A new analysis of data from NASA's Galileo spacecraft reveals a subsurface "ocean" of magma--either molten or partially molten--beneath the surface of Jupiter’s volcanic moon Io. The finding, from a study published this week in the journal Science, is the first direct confirmation of such a magma layer at Io and explains how Io can be the most volcanic object known in the solar system. The research was conducted by scientists at UCLA, UC Santa Cruz and the University of Michigan, Ann Arbor.
Coauthor Francis Nimmo, associate professor of Earth and planetary sciences at UC Santa Cruz, said that all rocky planets probably started out like Io--volcanically active and mostly molten on the inside. "People have generally assumed that Io's interior is partly molten because of its prodigious volcanic activity, but this study is the first to actually measure how much melt is present and where it's located," he said.
"Scientists are excited that we finally understand where Io's magma is coming from and have an explanation for some of the mysterious signatures we saw in some of the Galileo's magnetic field data," said Krishan Khurana, lead author of the study, former co-investigator on Galileo's magnetometer team, and a research geophysicist at UCLA. "It turns out Io was continually giving off a 'sounding signal' in Jupiter's rotating magnetic field that matched what would be expected from molten or partially molten rocks deep beneath the surface."
Io's volcanoes are the only known active magma volcanoes in the solar system other than those on Earth. Io produces about 100 times more lava each year than all the volcanoes on Earth. While Earth's volcanoes occur in localized hotspots like the "Ring of Fire" around the Pacific Ocean, Io's volcanoes are distributed all over its surface. A global magma ocean under about 20 to 30 miles (30 to 50 kilometers) of Io's crust helps explain the moon's activity.
"It has been suggested that both the Earth and moon may have had similar magma oceans billions of years ago at the time of their formation, but they have long since cooled," said Torrence Johnson, who was the Galileo project scientist, based at NASA's Jet Propulsion Laboratory in Pasadena, and was not directly involved in the study. "Io's volcanism informs us how volcanoes work and provides a window in time to styles of volcanic activity that may have occurred on the Earth and moon during their earliest history."
Io's volcanoes were discovered by NASA's Voyager spacecraft in 1979. The energy for the volcanic activity comes from the squeezing and stretching of the moon by Jupiter's gravity as Io orbits the largest planet in the solar system.

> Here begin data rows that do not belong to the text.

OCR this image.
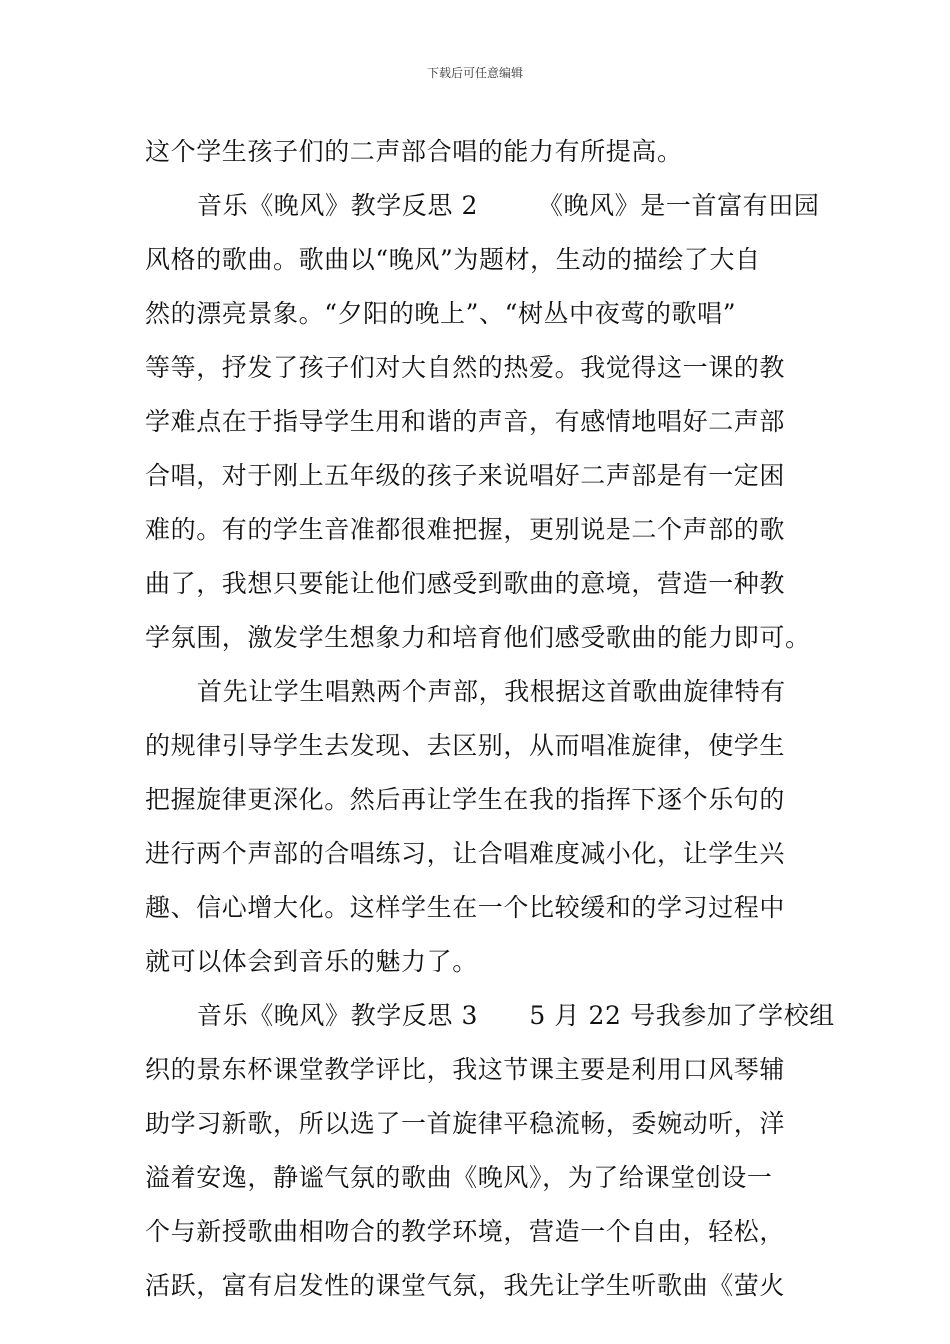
下载后可任意编辑
这个学生孩子们的二声部合唱的能力有所提高。
音乐《晚风》教学反思 2       《晚风》是一首富有田园
风格的歌曲。歌曲以“晚风”为题材，生动的描绘了大自
然的漂亮景象。“夕阳的晚上”、“树丛中夜莺的歌唱”
等等，抒发了孩子们对大自然的热爱。我觉得这一课的教
学难点在于指导学生用和谐的声音，有感情地唱好二声部
合唱，对于刚上五年级的孩子来说唱好二声部是有一定困
难的。有的学生音准都很难把握，更别说是二个声部的歌
曲了，我想只要能让他们感受到歌曲的意境，营造一种教
学氛围，激发学生想象力和培育他们感受歌曲的能力即可。
首先让学生唱熟两个声部，我根据这首歌曲旋律特有
的规律引导学生去发现、去区别，从而唱准旋律，使学生
把握旋律更深化。然后再让学生在我的指挥下逐个乐句的
进行两个声部的合唱练习，让合唱难度减小化，让学生兴
趣、信心增大化。这样学生在一个比较缓和的学习过程中
就可以体会到音乐的魅力了。
音乐《晚风》教学反思 3      5 月 22 号我参加了学校组
织的景东杯课堂教学评比，我这节课主要是利用口风琴辅
助学习新歌，所以选了一首旋律平稳流畅，委婉动听，洋
溢着安逸，静谧气氛的歌曲《晚风》，为了给课堂创设一
个与新授歌曲相吻合的教学环境，营造一个自由，轻松，
活跃，富有启发性的课堂气氛，我先让学生听歌曲《萤火
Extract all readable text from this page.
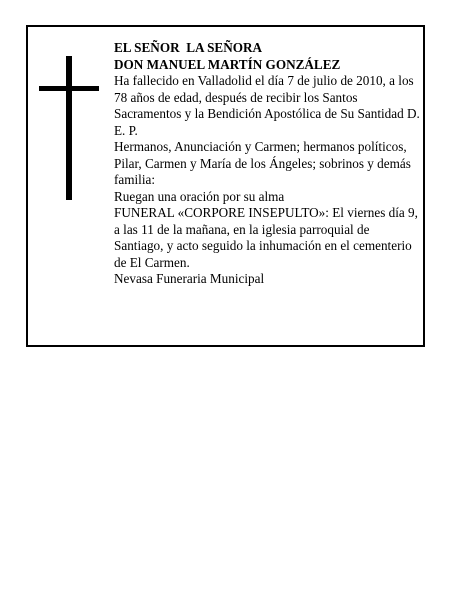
EL SEÑOR  LA SEÑORA

DON MANUEL MARTÍN GONZÁLEZ

Ha fallecido en Valladolid el día 7 de julio de 2010, a los 78 años de edad, después de recibir los Santos Sacramentos y la Bendición Apostólica de Su Santidad D. E. P.

Hermanos, Anunciación y Carmen; hermanos políticos, Pilar, Carmen y María de los Ángeles; sobrinos y demás familia:

Ruegan una oración por su alma

FUNERAL «CORPORE INSEPULTO»: El viernes día 9, a las 11 de la mañana, en la iglesia parroquial de Santiago, y acto seguido la inhumación en el cementerio de El Carmen.

Nevasa Funeraria Municipal
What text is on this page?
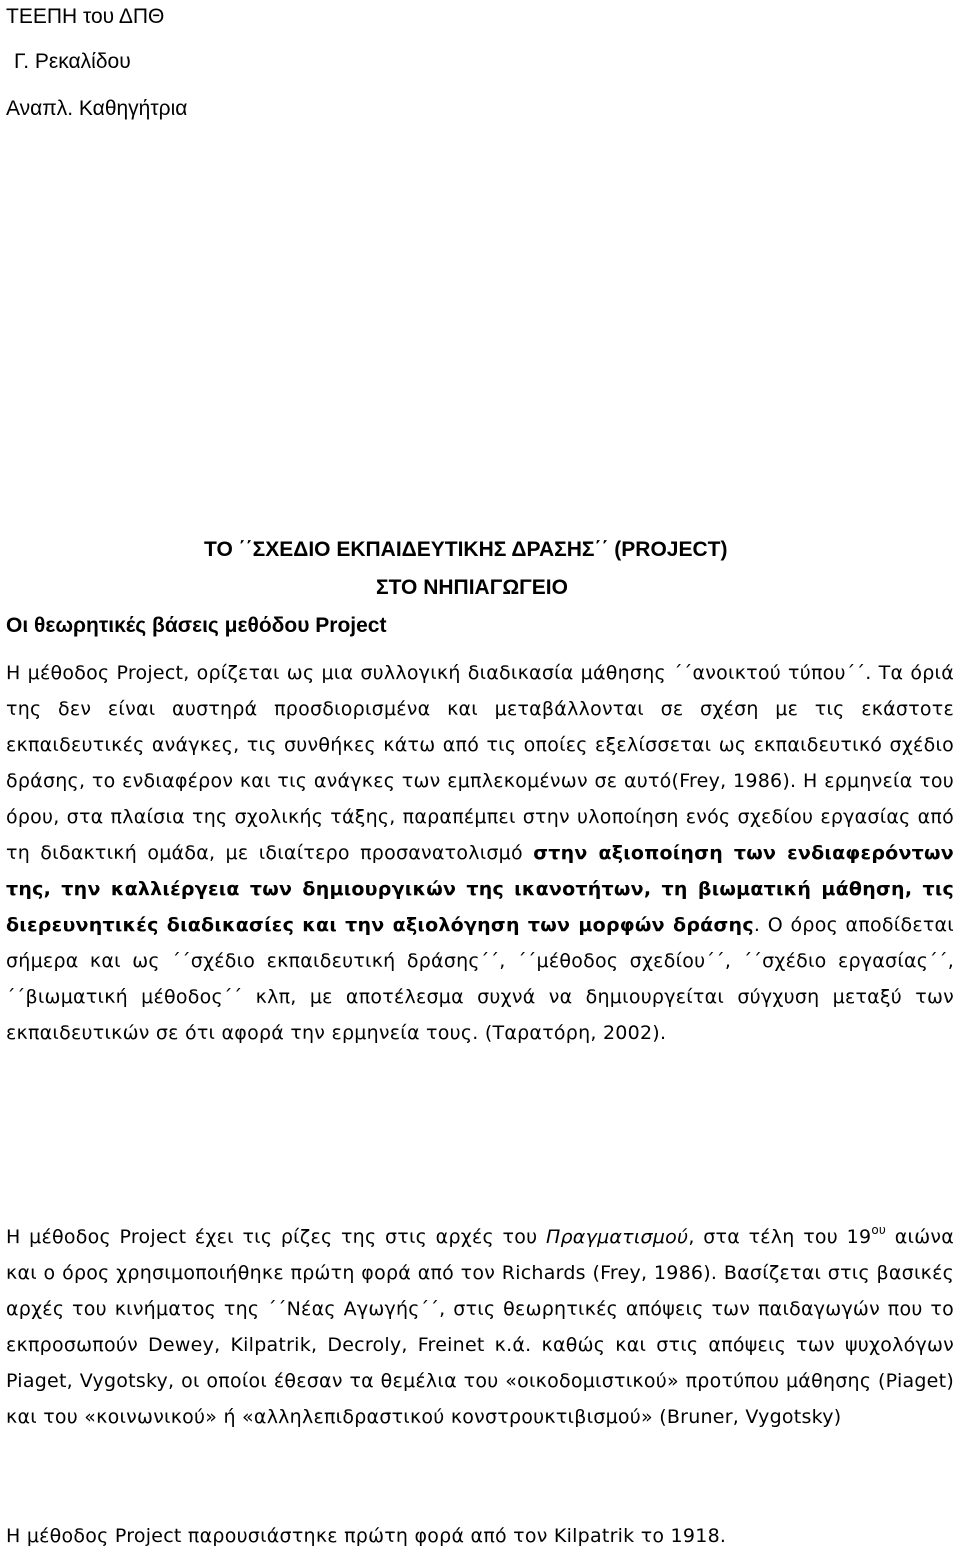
ΤΕΕΠΗ του ΔΠΘ
Γ. Ρεκαλίδου
Αναπλ. Καθηγήτρια
ΤΟ ΄΄ΣΧΕΔΙΟ ΕΚΠΑΙΔΕΥΤΙΚΗΣ ΔΡΑΣΗΣ΄΄ (PROJECT)
ΣΤΟ ΝΗΠΙΑΓΩΓΕΙΟ
Οι θεωρητικές βάσεις μεθόδου Project
Η μέθοδος Project, ορίζεται ως μια συλλογική διαδικασία μάθησης ΄΄ανοικτού τύπου΄΄. Τα όριά της δεν είναι αυστηρά προσδιορισμένα και μεταβάλλονται σε σχέση με τις εκάστοτε εκπαιδευτικές ανάγκες, τις συνθήκες κάτω από τις οποίες εξελίσσεται ως εκπαιδευτικό σχέδιο δράσης, το ενδιαφέρον και τις ανάγκες των εμπλεκομένων σε αυτό(Frey, 1986). Η ερμηνεία του όρου, στα πλαίσια της σχολικής τάξης, παραπέμπει στην υλοποίηση ενός σχεδίου εργασίας από τη διδακτική ομάδα, με ιδιαίτερο προσανατολισμό στην αξιοποίηση των ενδιαφερόντων της, την καλλιέργεια των δημιουργικών της ικανοτήτων, τη βιωματική μάθηση, τις διερευνητικές διαδικασίες και την αξιολόγηση των μορφών δράσης. Ο όρος αποδίδεται σήμερα και ως ΄΄σχέδιο εκπαιδευτική δράσης΄΄, ΄΄μέθοδος σχεδίου΄΄, ΄΄σχέδιο εργασίας΄΄, ΄΄βιωματική μέθοδος΄΄ κλπ, με αποτέλεσμα συχνά να δημιουργείται σύγχυση μεταξύ των εκπαιδευτικών σε ότι αφορά την ερμηνεία τους. (Ταρατόρη, 2002).
Η μέθοδος Project έχει τις ρίζες της στις αρχές του Πραγματισμού, στα τέλη του $19^{o\upsilon}$ αιώνα και ο όρος χρησιμοποιήθηκε πρώτη φορά από τον Richards (Frey, 1986). Βασίζεται στις βασικές αρχές του κινήματος της ΄΄Νέας Αγωγής΄΄, στις θεωρητικές απόψεις των παιδαγωγών που το εκπροσωπούν Dewey, Kilpatrik, Decroly, Freinet κ.ά. καθώς και στις απόψεις των ψυχολόγων Piaget, Vygotsky, οι οποίοι έθεσαν τα θεμέλια του «οικοδομιστικού» προτύπου μάθησης (Piaget) και του «κοινωνικού» ή «αλληλεπιδραστικού κονστρουκτιβισμού» (Bruner, Vygotsky)
Η μέθοδος Project παρουσιάστηκε πρώτη φορά από τον Kilpatrik το 1918.
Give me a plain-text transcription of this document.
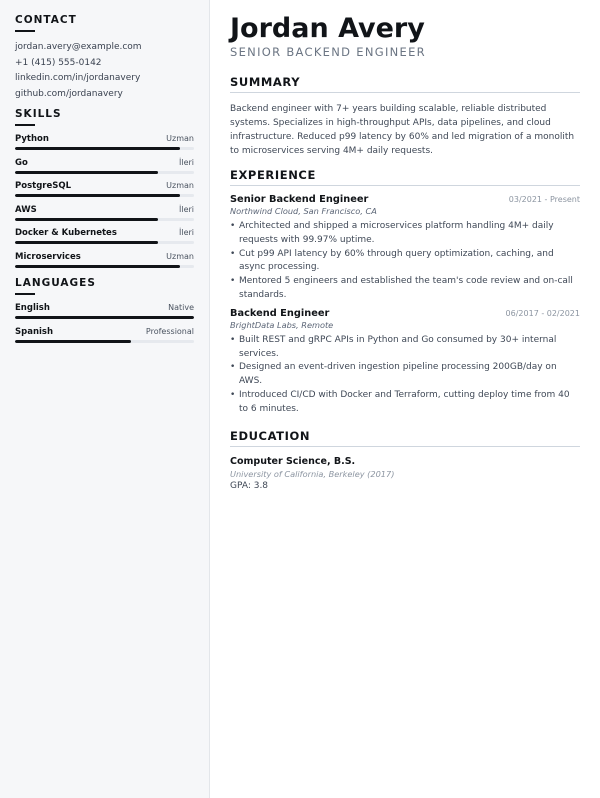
CONTACT
jordan.avery@example.com
+1 (415) 555-0142
linkedin.com/in/jordanavery
github.com/jordanavery
SKILLS
Python	Uzman
Go	İleri
PostgreSQL	Uzman
AWS	İleri
Docker & Kubernetes	İleri
Microservices	Uzman
LANGUAGES
English	Native
Spanish	Professional
Jordan Avery
SENIOR BACKEND ENGINEER
SUMMARY
Backend engineer with 7+ years building scalable, reliable distributed systems. Specializes in high-throughput APIs, data pipelines, and cloud infrastructure. Reduced p99 latency by 60% and led migration of a monolith to microservices serving 4M+ daily requests.
EXPERIENCE
Senior Backend Engineer	03/2021 - Present
Northwind Cloud, San Francisco, CA
• Architected and shipped a microservices platform handling 4M+ daily requests with 99.97% uptime.
• Cut p99 API latency by 60% through query optimization, caching, and async processing.
• Mentored 5 engineers and established the team's code review and on-call standards.
Backend Engineer	06/2017 - 02/2021
BrightData Labs, Remote
• Built REST and gRPC APIs in Python and Go consumed by 30+ internal services.
• Designed an event-driven ingestion pipeline processing 200GB/day on AWS.
• Introduced CI/CD with Docker and Terraform, cutting deploy time from 40 to 6 minutes.
EDUCATION
Computer Science, B.S.
University of California, Berkeley (2017)
GPA: 3.8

Galileo was launched in 1989 and began orbiting Jupiter in 1995. After a successful mission, the spacecraft was intentionally sent into Jupiter’s atmosphere in 2003. The unexplained signatures in the magnetic field data occurred during Galileo flybys of Io in October 1999 and February 2000, during the final phase of the mission. "But at the time, models of the interaction between Io and Jupiter's immense magnetic field, which bathes the moon in charged particles, were not yet sophisticated enough for us to understand what was going on in Io's interior" said Xianzhe Jia, a coauthor of the study at the University of Michigan.
The magma ocean layer on Io appears to be more than 30 miles (50 kilometers) thick, making up at least 10 percent of the moon's mantle by volume. The blistering temperature of the magma ocean probably exceeds 2,200 degrees Fahrenheit (1,200 degrees Celsius).
The Galileo mission was managed by JPL, a division of the California Institute of Technology in Pasadena, for NASA.